On l’aura compris, dans cette société qui raffole des mystères et des commérages, détenir un secret vaut de l’or. Il se fait que justement le narrateur sait parfaitement qui est ce hideux vieillard et quels sont ses liens avec la famille de Lanty. Et son secret, il s’apprête à le divulguer à sa jolie cavalière, Beatrix de Rochefide, que ce mort-vivant qui "sent le cimetière" fascine et effraie tout à la fois. C'est donc pour lui raconter toute l'histoire qu'il se rend le lendemain à la demeure de la belle, avec le secret espoir d’en achever la conquête.
Las, n’est pas Shéhérazade qui veut et notre conteur va l’apprendre à ses dépens : l’entreprise de séduction tourne court, le récit de l’amour impossible et funeste du sculpteur Sarrasine pour la cantatrice Zambinella n’ayant pas l’heur de plaire à Beatrix qui éconduit froidement le narrateur. Je m’en voudrais de dévoiler ici l’essentiel de l’intrigue : qu’on sache seulement que, comme bien d’autres héros romantiques, Sarrasine a l’art de s’éprendre d’une créature inaccessible voire carrément improbable – qu’on songe à la Sylphide de René, à l’Ondine de Gaspard de la Nuit, à l’Arria Marcella d’Octavien. Créature artificielle et improbable certes mais dont la perfection réelle ou rêvée a le don d’éclipser n’importe quelle femme en ce monde. Confusément, Beatrix a senti la menace : elle devine qu’au jeu de la séduction, elle ne pourrait égaler la plénitude de Zambinella.

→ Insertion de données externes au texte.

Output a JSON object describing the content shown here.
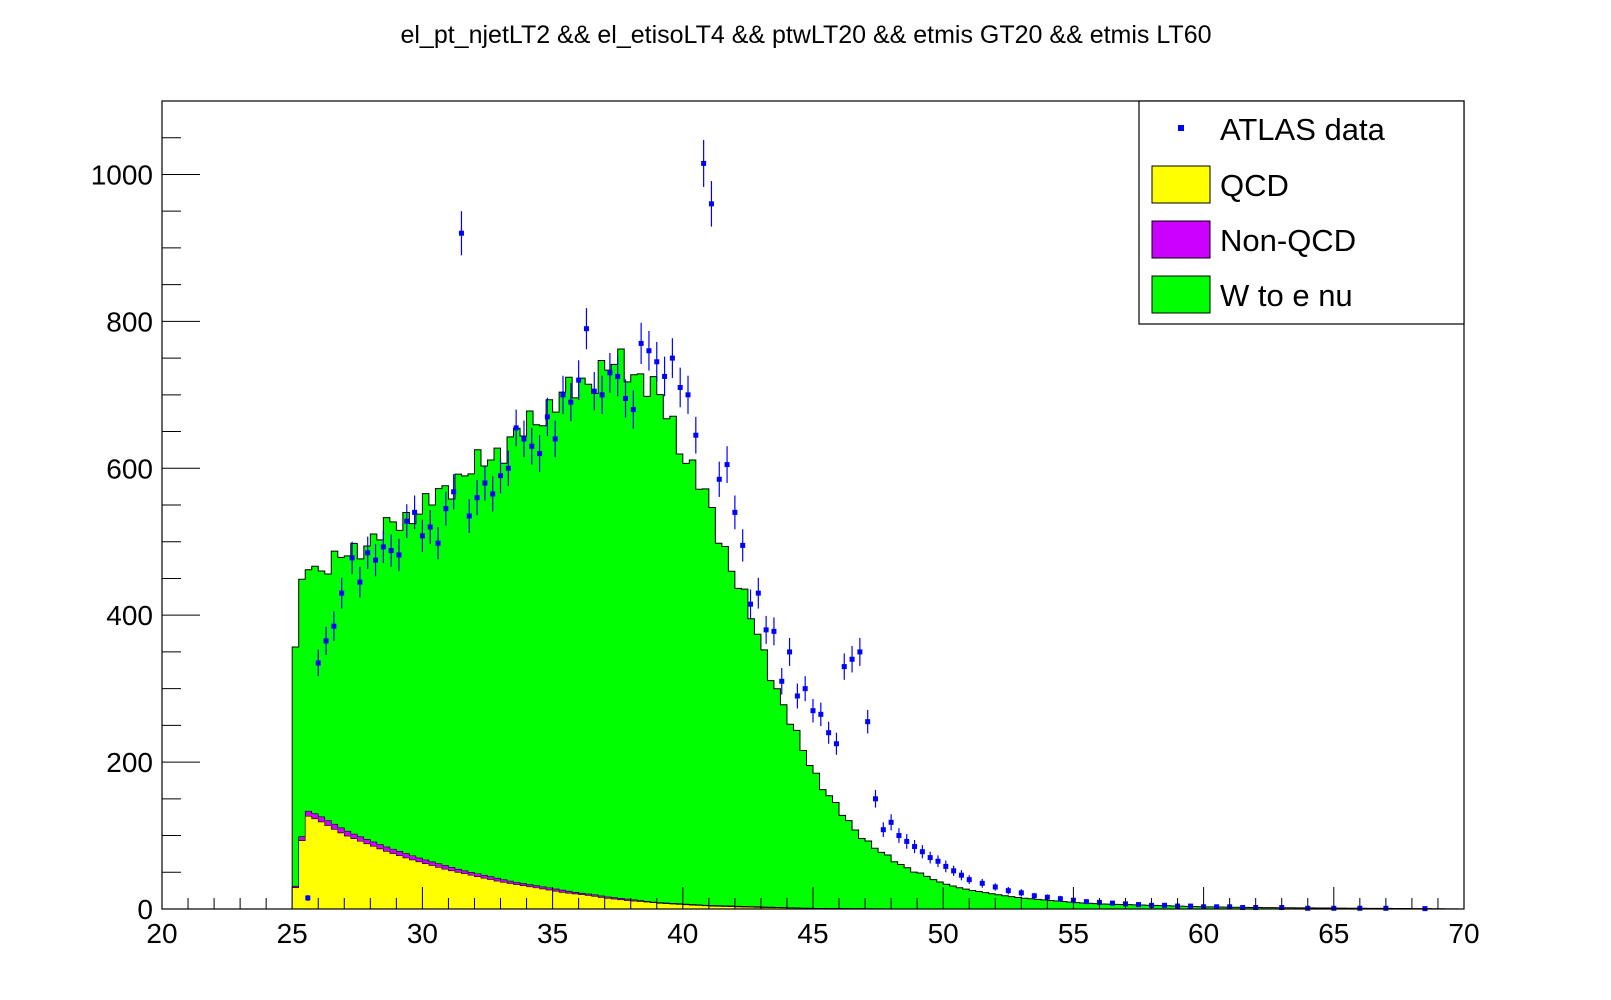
{
  "chart_data": {
    "type": "histogram-stack",
    "title": "el_pt_njetLT2 && el_etisoLT4 && ptwLT20 && etmis GT20 && etmis LT60",
    "xlabel": "",
    "ylabel": "",
    "xlim": [
      20,
      70
    ],
    "ylim": [
      0,
      1100
    ],
    "xticks": [
      20,
      25,
      30,
      35,
      40,
      45,
      50,
      55,
      60,
      65,
      70
    ],
    "yticks": [
      0,
      200,
      400,
      600,
      800,
      1000
    ],
    "bin_width": 0.25,
    "legend_position": "top-right",
    "legend": [
      {
        "label": "ATLAS data",
        "style": "marker",
        "color": "#0000ff"
      },
      {
        "label": "QCD",
        "style": "fill",
        "color": "#ffff00"
      },
      {
        "label": "Non-QCD",
        "style": "fill",
        "color": "#cc00ff"
      },
      {
        "label": "W to e nu",
        "style": "fill",
        "color": "#00ff00"
      }
    ],
    "stack_total": [
      [
        25.0,
        310
      ],
      [
        25.5,
        480
      ],
      [
        26.0,
        460
      ],
      [
        26.5,
        470
      ],
      [
        27.0,
        480
      ],
      [
        27.5,
        490
      ],
      [
        28.0,
        500
      ],
      [
        28.5,
        515
      ],
      [
        29.0,
        525
      ],
      [
        29.5,
        535
      ],
      [
        30.0,
        545
      ],
      [
        30.5,
        560
      ],
      [
        31.0,
        575
      ],
      [
        31.5,
        590
      ],
      [
        32.0,
        600
      ],
      [
        32.5,
        612
      ],
      [
        33.0,
        625
      ],
      [
        33.5,
        640
      ],
      [
        34.0,
        655
      ],
      [
        34.5,
        670
      ],
      [
        35.0,
        688
      ],
      [
        35.5,
        700
      ],
      [
        36.0,
        712
      ],
      [
        36.5,
        722
      ],
      [
        37.0,
        733
      ],
      [
        37.5,
        742
      ],
      [
        38.0,
        735
      ],
      [
        38.5,
        722
      ],
      [
        39.0,
        700
      ],
      [
        39.5,
        668
      ],
      [
        40.0,
        625
      ],
      [
        40.5,
        590
      ],
      [
        41.0,
        550
      ],
      [
        41.5,
        500
      ],
      [
        42.0,
        455
      ],
      [
        42.5,
        410
      ],
      [
        43.0,
        360
      ],
      [
        43.5,
        310
      ],
      [
        44.0,
        265
      ],
      [
        44.5,
        225
      ],
      [
        45.0,
        190
      ],
      [
        45.5,
        160
      ],
      [
        46.0,
        135
      ],
      [
        46.5,
        112
      ],
      [
        47.0,
        95
      ],
      [
        47.5,
        80
      ],
      [
        48.0,
        68
      ],
      [
        48.5,
        58
      ],
      [
        49.0,
        50
      ],
      [
        49.5,
        42
      ],
      [
        50.0,
        35
      ],
      [
        50.5,
        30
      ],
      [
        51.0,
        26
      ],
      [
        52.0,
        20
      ],
      [
        53.0,
        15
      ],
      [
        54.0,
        12
      ],
      [
        55.0,
        9
      ],
      [
        56.0,
        7
      ],
      [
        57.0,
        6
      ],
      [
        58.0,
        5
      ],
      [
        59.0,
        4
      ],
      [
        60.0,
        3
      ],
      [
        62.0,
        2
      ],
      [
        64.0,
        1.5
      ],
      [
        66.0,
        1
      ],
      [
        68.0,
        0.6
      ],
      [
        69.0,
        0.4
      ],
      [
        70.0,
        0
      ]
    ],
    "qcd_plus_nonqcd": [
      [
        25.0,
        0
      ],
      [
        25.25,
        62
      ],
      [
        25.5,
        135
      ],
      [
        26.0,
        128
      ],
      [
        26.5,
        118
      ],
      [
        27.0,
        108
      ],
      [
        27.5,
        100
      ],
      [
        28.0,
        93
      ],
      [
        28.5,
        86
      ],
      [
        29.0,
        80
      ],
      [
        29.5,
        74
      ],
      [
        30.0,
        68
      ],
      [
        30.5,
        63
      ],
      [
        31.0,
        58
      ],
      [
        31.5,
        53
      ],
      [
        32.0,
        49
      ],
      [
        32.5,
        45
      ],
      [
        33.0,
        41
      ],
      [
        33.5,
        37
      ],
      [
        34.0,
        34
      ],
      [
        34.5,
        31
      ],
      [
        35.0,
        28
      ],
      [
        35.5,
        25
      ],
      [
        36.0,
        22
      ],
      [
        36.5,
        20
      ],
      [
        37.0,
        17
      ],
      [
        37.5,
        15
      ],
      [
        38.0,
        13
      ],
      [
        38.5,
        11
      ],
      [
        39.0,
        9
      ],
      [
        39.5,
        8
      ],
      [
        40.0,
        7
      ],
      [
        41.0,
        5
      ],
      [
        42.0,
        4
      ],
      [
        43.0,
        3
      ],
      [
        44.0,
        2
      ],
      [
        45.0,
        1
      ],
      [
        47.0,
        0.5
      ],
      [
        50.0,
        0
      ]
    ],
    "qcd": [
      [
        25.0,
        0
      ],
      [
        25.25,
        58
      ],
      [
        25.5,
        128
      ],
      [
        26.0,
        121
      ],
      [
        26.5,
        111
      ],
      [
        27.0,
        101
      ],
      [
        27.5,
        94
      ],
      [
        28.0,
        87
      ],
      [
        28.5,
        80
      ],
      [
        29.0,
        74
      ],
      [
        29.5,
        68
      ],
      [
        30.0,
        63
      ],
      [
        30.5,
        58
      ],
      [
        31.0,
        53
      ],
      [
        31.5,
        49
      ],
      [
        32.0,
        45
      ],
      [
        32.5,
        41
      ],
      [
        33.0,
        37
      ],
      [
        33.5,
        34
      ],
      [
        34.0,
        31
      ],
      [
        34.5,
        28
      ],
      [
        35.0,
        25
      ],
      [
        35.5,
        22
      ],
      [
        36.0,
        20
      ],
      [
        36.5,
        18
      ],
      [
        37.0,
        15
      ],
      [
        37.5,
        13
      ],
      [
        38.0,
        11
      ],
      [
        38.5,
        10
      ],
      [
        39.0,
        8
      ],
      [
        39.5,
        7
      ],
      [
        40.0,
        6
      ],
      [
        41.0,
        4
      ],
      [
        42.0,
        3
      ],
      [
        43.0,
        2
      ],
      [
        44.0,
        1.5
      ],
      [
        45.0,
        1
      ],
      [
        47.0,
        0.4
      ],
      [
        50.0,
        0
      ]
    ],
    "data_points": [
      [
        25.6,
        15,
        4
      ],
      [
        26.0,
        335,
        18
      ],
      [
        26.3,
        365,
        19
      ],
      [
        26.6,
        385,
        20
      ],
      [
        26.9,
        430,
        21
      ],
      [
        27.3,
        478,
        22
      ],
      [
        27.6,
        445,
        21
      ],
      [
        27.9,
        485,
        22
      ],
      [
        28.2,
        475,
        22
      ],
      [
        28.5,
        493,
        22
      ],
      [
        28.8,
        488,
        22
      ],
      [
        29.1,
        482,
        22
      ],
      [
        29.4,
        528,
        23
      ],
      [
        29.7,
        540,
        23
      ],
      [
        30.0,
        508,
        22
      ],
      [
        30.3,
        520,
        23
      ],
      [
        30.6,
        498,
        22
      ],
      [
        30.9,
        545,
        23
      ],
      [
        31.2,
        568,
        24
      ],
      [
        31.5,
        920,
        30
      ],
      [
        31.8,
        535,
        23
      ],
      [
        32.1,
        560,
        24
      ],
      [
        32.4,
        580,
        24
      ],
      [
        32.7,
        565,
        24
      ],
      [
        33.0,
        590,
        24
      ],
      [
        33.3,
        600,
        24
      ],
      [
        33.6,
        655,
        25
      ],
      [
        33.9,
        640,
        25
      ],
      [
        34.2,
        630,
        25
      ],
      [
        34.5,
        620,
        25
      ],
      [
        34.8,
        670,
        26
      ],
      [
        35.1,
        640,
        25
      ],
      [
        35.4,
        700,
        26
      ],
      [
        35.7,
        690,
        26
      ],
      [
        36.0,
        720,
        27
      ],
      [
        36.3,
        790,
        28
      ],
      [
        36.6,
        705,
        26
      ],
      [
        36.9,
        700,
        26
      ],
      [
        37.2,
        730,
        27
      ],
      [
        37.5,
        725,
        27
      ],
      [
        37.8,
        695,
        26
      ],
      [
        38.1,
        680,
        26
      ],
      [
        38.4,
        770,
        28
      ],
      [
        38.7,
        760,
        27
      ],
      [
        39.0,
        745,
        27
      ],
      [
        39.3,
        725,
        27
      ],
      [
        39.6,
        750,
        27
      ],
      [
        39.9,
        710,
        27
      ],
      [
        40.2,
        700,
        26
      ],
      [
        40.5,
        645,
        25
      ],
      [
        40.8,
        1015,
        32
      ],
      [
        41.1,
        960,
        31
      ],
      [
        41.4,
        585,
        24
      ],
      [
        41.7,
        605,
        25
      ],
      [
        42.0,
        540,
        23
      ],
      [
        42.3,
        495,
        22
      ],
      [
        42.6,
        415,
        20
      ],
      [
        42.9,
        430,
        21
      ],
      [
        43.2,
        380,
        19
      ],
      [
        43.5,
        378,
        19
      ],
      [
        43.8,
        310,
        18
      ],
      [
        44.1,
        350,
        19
      ],
      [
        44.4,
        290,
        17
      ],
      [
        44.7,
        300,
        17
      ],
      [
        45.0,
        270,
        16
      ],
      [
        45.3,
        265,
        16
      ],
      [
        45.6,
        240,
        15
      ],
      [
        45.9,
        225,
        15
      ],
      [
        46.2,
        330,
        18
      ],
      [
        46.5,
        340,
        18
      ],
      [
        46.8,
        350,
        19
      ],
      [
        47.1,
        255,
        16
      ],
      [
        47.4,
        150,
        12
      ],
      [
        47.7,
        108,
        10
      ],
      [
        48.0,
        118,
        11
      ],
      [
        48.3,
        100,
        10
      ],
      [
        48.6,
        92,
        10
      ],
      [
        48.9,
        85,
        9
      ],
      [
        49.2,
        78,
        9
      ],
      [
        49.5,
        70,
        8
      ],
      [
        49.8,
        65,
        8
      ],
      [
        50.1,
        58,
        8
      ],
      [
        50.4,
        52,
        7
      ],
      [
        50.7,
        46,
        7
      ],
      [
        51.0,
        40,
        6
      ],
      [
        51.5,
        35,
        6
      ],
      [
        52.0,
        30,
        5
      ],
      [
        52.5,
        25,
        5
      ],
      [
        53.0,
        22,
        5
      ],
      [
        53.5,
        18,
        4
      ],
      [
        54.0,
        16,
        4
      ],
      [
        54.5,
        14,
        4
      ],
      [
        55.0,
        12,
        3
      ],
      [
        55.5,
        10,
        3
      ],
      [
        56.0,
        9,
        3
      ],
      [
        56.5,
        8,
        3
      ],
      [
        57.0,
        7,
        3
      ],
      [
        57.5,
        6,
        2
      ],
      [
        58.0,
        5,
        2
      ],
      [
        58.5,
        5,
        2
      ],
      [
        59.0,
        4,
        2
      ],
      [
        59.5,
        4,
        2
      ],
      [
        60.0,
        3,
        2
      ],
      [
        60.5,
        3,
        2
      ],
      [
        61.0,
        3,
        2
      ],
      [
        61.5,
        2,
        1
      ],
      [
        62.0,
        2,
        1
      ],
      [
        63.0,
        2,
        1
      ],
      [
        64.0,
        1,
        1
      ],
      [
        65.0,
        1,
        1
      ],
      [
        66.0,
        1,
        1
      ],
      [
        67.0,
        1,
        1
      ],
      [
        68.5,
        0.5,
        1
      ]
    ]
  }
}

Aussi réagit-elle plus que fraîchement à l'évocation d'un être avec lequel ses charmes ne pourront jamais rivaliser, la ramenant cruellement à son imperfection.
Sarrasine nous offre donc le récit en miroir de deux tentatives de séduction manquées, dans une histoire tout en contraste où se côtoient le monstrueux et le sublime, l’amour et la mort, la beauté et l’artifice, le vice et la vertu, le réel et l’illusion.